Enka softball players celebrate after repeating as the NCHSAA 3-A softball champions on Saturday in Greensboro.
GREENSBORO – Mya Grace, this one was for you.
Enka softball players dabbed away tears Saturday as one of their youngest fans was brought onto the field prior to Game 2 of the NCHSAA 3-A championship series at UNC Greensboro.
Some onlookers wondered aloud what it was all about. The Sugar Jets (26-3) knew, and had all the motivation they needed.
Mars Hill recruit Addison Harris’ three-run homer in the bottom of the seventh inning closed the door on a 5-3 win over C.B. Aycock and a sweep in the best-of-three series.
Western North Carolina’s first back-to-back NCHSAA softball champ in 16 years got a lift from the presence of Mya Grace Phillips. She is a first grader from the Hominy Valley who is battling Burkitt lymphoma.
Enka players signed a ball Saturday for Mya Grace and personally gave her a tie-dyed T-shirt that matched the ones they wore in Greensboro. Mya Grace was wearing a protective mask to shield her from germs at UNCG.

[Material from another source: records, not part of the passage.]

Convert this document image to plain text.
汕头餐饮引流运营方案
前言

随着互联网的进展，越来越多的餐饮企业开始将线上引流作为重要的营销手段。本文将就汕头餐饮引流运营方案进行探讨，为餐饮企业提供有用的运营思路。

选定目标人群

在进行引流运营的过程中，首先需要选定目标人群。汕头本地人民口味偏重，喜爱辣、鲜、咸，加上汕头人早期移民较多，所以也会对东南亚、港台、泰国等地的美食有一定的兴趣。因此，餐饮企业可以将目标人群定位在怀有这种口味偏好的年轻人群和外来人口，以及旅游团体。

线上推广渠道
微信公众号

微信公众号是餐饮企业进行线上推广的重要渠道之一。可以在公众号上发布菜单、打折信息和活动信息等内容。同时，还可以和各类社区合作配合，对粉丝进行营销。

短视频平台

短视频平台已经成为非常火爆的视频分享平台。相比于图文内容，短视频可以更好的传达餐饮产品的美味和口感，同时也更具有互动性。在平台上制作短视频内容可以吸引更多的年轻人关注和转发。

“There really aren’t words to explain it,” said Harris, a senior first baseman who was named the most valuable player of the 3-A state series.
“(Mya Grace) is my hero for everything that she’s going through. She is incredible.”

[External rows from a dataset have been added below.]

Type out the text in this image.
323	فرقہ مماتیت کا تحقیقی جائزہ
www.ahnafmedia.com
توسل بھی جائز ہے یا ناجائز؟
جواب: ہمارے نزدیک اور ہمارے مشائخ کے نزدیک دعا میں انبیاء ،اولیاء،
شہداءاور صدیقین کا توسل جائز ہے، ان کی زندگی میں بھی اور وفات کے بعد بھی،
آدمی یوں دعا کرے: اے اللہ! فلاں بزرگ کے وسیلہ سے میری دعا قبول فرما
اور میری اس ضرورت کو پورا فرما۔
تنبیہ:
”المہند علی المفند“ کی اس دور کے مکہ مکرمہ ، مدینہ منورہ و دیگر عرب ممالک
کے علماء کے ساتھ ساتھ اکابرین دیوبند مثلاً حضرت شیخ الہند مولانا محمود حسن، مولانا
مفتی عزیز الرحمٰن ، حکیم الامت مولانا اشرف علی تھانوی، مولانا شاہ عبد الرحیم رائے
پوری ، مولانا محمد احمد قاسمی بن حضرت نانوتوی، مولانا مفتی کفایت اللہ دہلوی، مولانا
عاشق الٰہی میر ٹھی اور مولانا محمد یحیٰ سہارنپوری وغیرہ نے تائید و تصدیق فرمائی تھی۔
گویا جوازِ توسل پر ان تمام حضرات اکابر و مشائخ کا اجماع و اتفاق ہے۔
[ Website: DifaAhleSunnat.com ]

Mya Grace was first diagnosed with a form of cancer last fall. Her parents, Logan (2000) and Kelly (2001), are both Enka graduates. #TeamMyaGrace has become a local hashtag on Twitter and there have been numerous area fundraisers held in the child’s honor.
“She is fighting right now, and it makes all of us want to fight harder,” Enka senior pitcher Courtney Pearson said.
“It was so great to have her here.”
Pearson (21-1) pitched her second complete-game win in less than 48 hours Saturday. The Queens recruit won about 70 games in her varsity career. Sugar Jets coach Jennifer Kruk can’t imagine any pitcher in the program’s past can say as much.
“Courtney was just a horse,” Kruk said.
“Not only today, but all season long. She knew that we were really going to lean on her this year. She came through every time we needed her. We never put this team in a comfortable situation with our schedule. It was all about challenging ourselves and seeing who would step up.”
Harris was 3-for-4 Saturday with all three of her RBIs coming off the home run that pinged off the UNCG scoreboard in right-center field.
“I would have loved to have seen how far that ball had gone without the scoreboard there,” Kruk said.
Kloyee Anderson, a sophomore who has committed to Alabama, was 2-4 with two runs scored. Danielle Harris went 2-2 with a pair of singles. Payton Trantham was 1-2 with a run scored.
Texas Woman’s recruit Brittany Fletcher had a hit in one of her two at-bats and made several good defensive stops for Enka in center field.
The Sugar Jets will lose four seniors to graduation — Fletcher, Harris, Pearson and Shruti Patel. That group only lost to one North Carolina team (Greenville’s D.H. Conley) in the past two years.
Owen (1999 and 2000 in 2-A) was previously the last mountain softball program to enjoy back-to-back state championships in NCHSAA play.